Despite a prolific work rate – that’ll be an album count that goes well into double figures and well-documented collaborations with Billy Childish, The White Stripes and Mudhoney among others – Holly Golightly remains a slight figure in the eyes of the general listening public. That remains their loss yet for those who have seen her grow from her Medway garage past to her current incarnation as a curator of the American South’s well-mined roots. Indeed, this latest collection is a highly satisfying trawl through the numerous forms of American vernacular music.

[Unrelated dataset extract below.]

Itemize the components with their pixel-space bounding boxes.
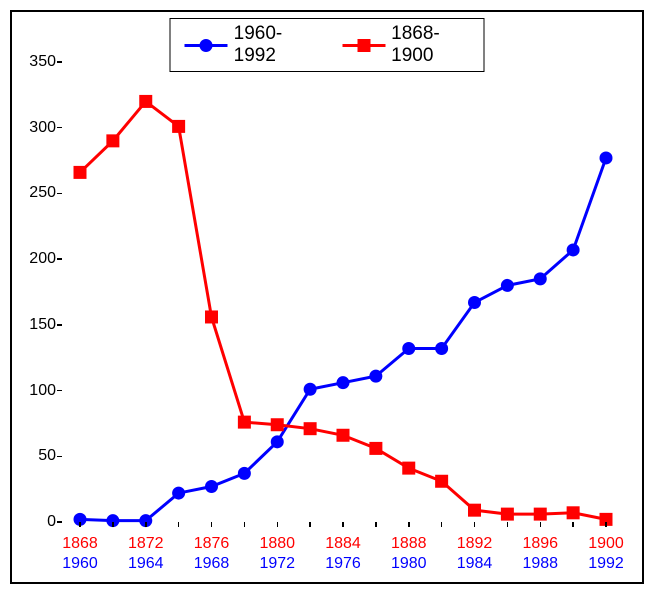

The shimmering guitar and ethereal organ of opener ‘Forget It’ is the kind of otherwordly burlesque that would either sit comfortably soundtracking one of David Lynch’s more nightmarish visions, or have Nick Cave calling on the phone. Yet this is something of red herring for, as the album progresses, it becomes apparent that the more bucolic and sun-drenched sounds of the South are the order of the day. ‘I Can’t Lose’ and the title track owe more to the legacy of Hank Williams than they do any images of Southern Gothic and are delightfully evocative in their honest execution.
As you’d expect on projects such as these, the source material is never far from hand and so it is that that spirit of bad luck and despair is invoked on the cautionary ‘Jack O’Diamonds’ and the lachrymose lament of ‘Dearly Departed’. But there is more to this collection than rustic delights from times long gone by. Wreckless Eric’s ‘Murder On My Mind’ becomes grinding, twanging call and response duet between Holly and her partner-in-crime (the enigmatic Lawyer Dave) that doffs its cap to the dynamic that existed between Johnny Cash and his wife June.
What really characterises this fine album is the genuine love for what Holly is doing. This isn’t pastiche or a second-rate impersonation and the lack of cynicism and calculation is evident from the first note the last and it’s precisely this sense of honesty that’ll ensure repeated listens to the compelling world that she’s created.